Un septième roman — Two Gates to the City — dont les prémices remontent à 1953 n'a jamais vu le jour. Il semblerait que la légitime satisfaction et même fierté de l'écrivain devant l'œuvre accomplie ait quelque peu freiné sa volonté créatrice. Mais même incomplète, l'œuvre est suffisamment solide et respectable pour assurer à son auteur la réputation méritée d'un grand artisan de fictions et d'un talentueux serviteur de l'Écriture à laquelle il a voué sa vie.
Paul Carmignani,
mai 2021
Après des études aux universités de Perpignan, Montpellier, Paris VII (Institut d'anglais Charles V) et Paris III-Sorbonne nouvelle, Paul Carmignani, Agrégé de l'Université, Docteur ès Lettres, Professeur de littérature américaine aux Universités de Montpellier et de Perpignan-Via Domitia, a consacré son doctorat d'État à l'écrivain sudiste Shelby Foote, et bénéficié pour mener ses recherches aux États-Unis d'une bourse d'études Fulbright.
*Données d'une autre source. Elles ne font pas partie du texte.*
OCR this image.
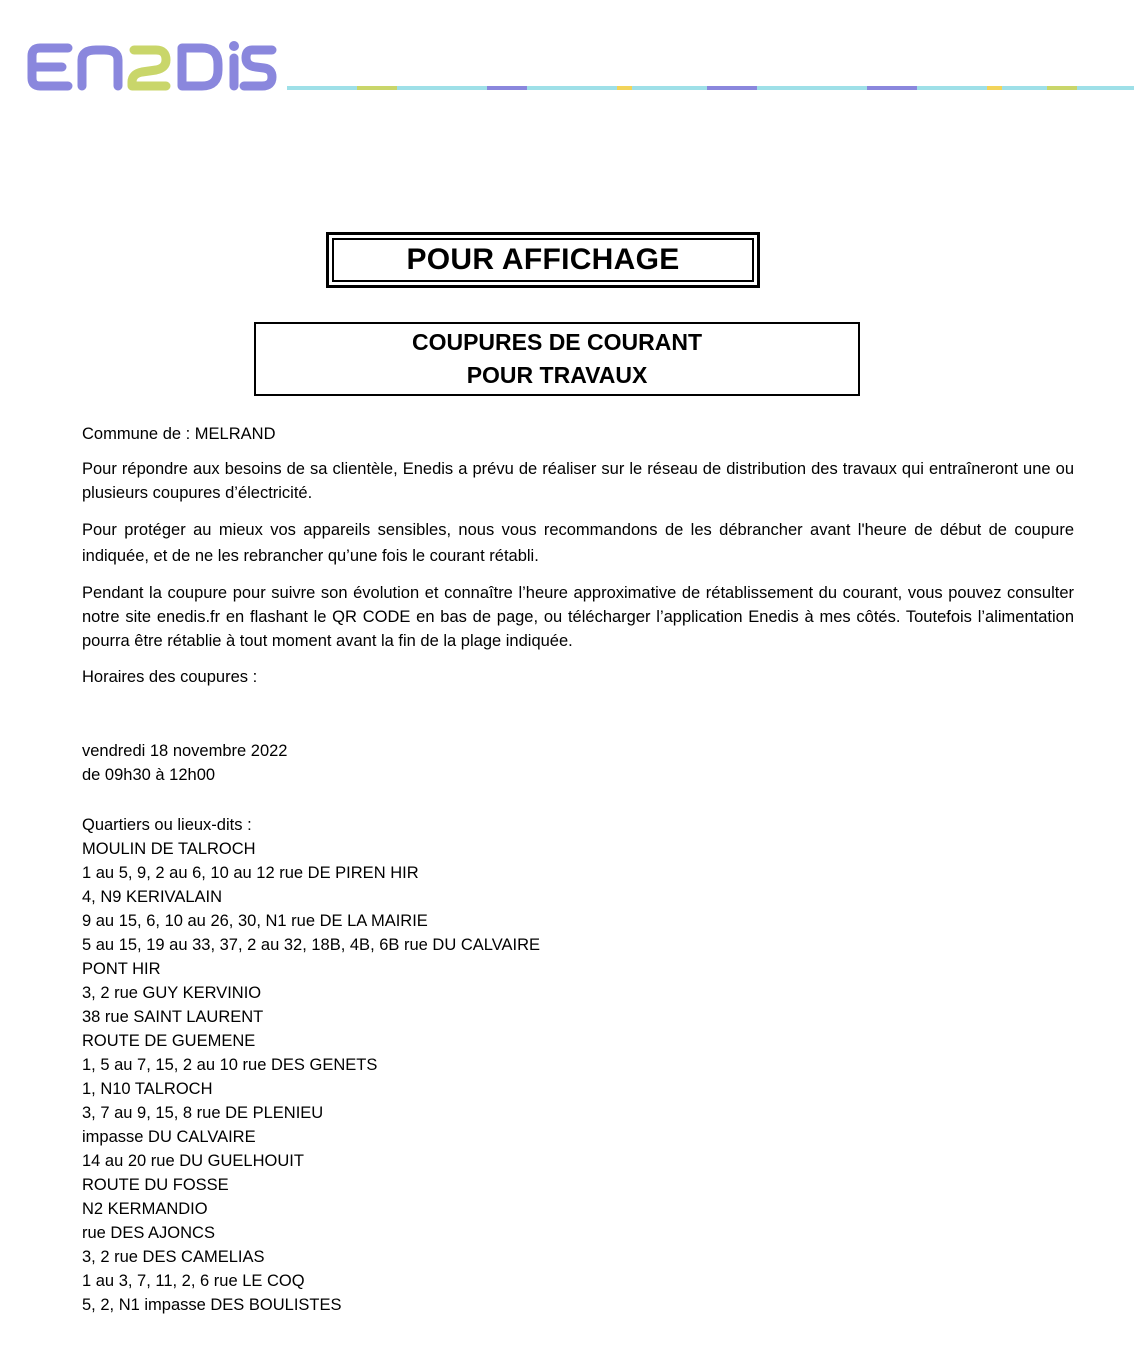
POUR AFFICHAGE
COUPURES DE COURANT
POUR TRAVAUX

Commune de : MELRAND

Pour répondre aux besoins de sa clientèle, Enedis a prévu de réaliser sur le réseau de distribution des travaux qui entraîneront une ou plusieurs coupures d’électricité.

Pour protéger au mieux vos appareils sensibles, nous vous recommandons de les débrancher avant l'heure de début de coupure indiquée, et de ne les rebrancher qu’une fois le courant rétabli.

Pendant la coupure pour suivre son évolution et connaître l’heure approximative de rétablissement du courant, vous pouvez consulter notre site enedis.fr en flashant le QR CODE en bas de page, ou télécharger l’application Enedis à mes côtés. Toutefois l’alimentation pourra être rétablie à tout moment avant la fin de la plage indiquée.

Horaires des coupures :

vendredi 18 novembre 2022
de 09h30 à 12h00
Quartiers ou lieux-dits :
MOULIN DE TALROCH
1 au 5, 9, 2 au 6, 10 au 12 rue DE PIREN HIR
4, N9 KERIVALAIN
9 au 15, 6, 10 au 26, 30, N1 rue DE LA MAIRIE
5 au 15, 19 au 33, 37, 2 au 32, 18B, 4B, 6B rue DU CALVAIRE
PONT HIR
3, 2 rue GUY KERVINIO
38 rue SAINT LAURENT
ROUTE DE GUEMENE
1, 5 au 7, 15, 2 au 10 rue DES GENETS
1, N10 TALROCH
3, 7 au 9, 15, 8 rue DE PLENIEU
impasse DU CALVAIRE
14 au 20 rue DU GUELHOUIT
ROUTE DU FOSSE
N2 KERMANDIO
rue DES AJONCS
3, 2 rue DES CAMELIAS
1 au 3, 7, 11, 2, 6 rue LE COQ
5, 2, N1 impasse DES BOULISTES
Il a publié une soixantaine d'articles sur la fiction, l'imaginaire et les mythes du Nouveau Monde, et fondé plusieurs centres de recherches dont le VECT-Mare Nostrum. Co-organisateur d'une douzaine de colloques internationaux et co-fondateur de la revue Profils Américains, il assure actuellement la direction du Collège Doctoral et des Presses Universitaires de l'UPVD. Auteur de Les Portes du Delta (PUP, 1997) et de Shelby Foote: Un Sudiste au carré (Belin, 1998), Paul Carmignani a dirigé de multiples publications (Rythmes et lumières de la Méditerranée; Autour de Fernand Braudel; Figures du passeur; Bouleversants Voyages, etc.) ou contribué à divers ouvrages collectifs (Hétérologies; Automobile et littérature; Introduction aux méthodologies de l'Imaginaire; Dictionnaire des Mythes féminins, etc.).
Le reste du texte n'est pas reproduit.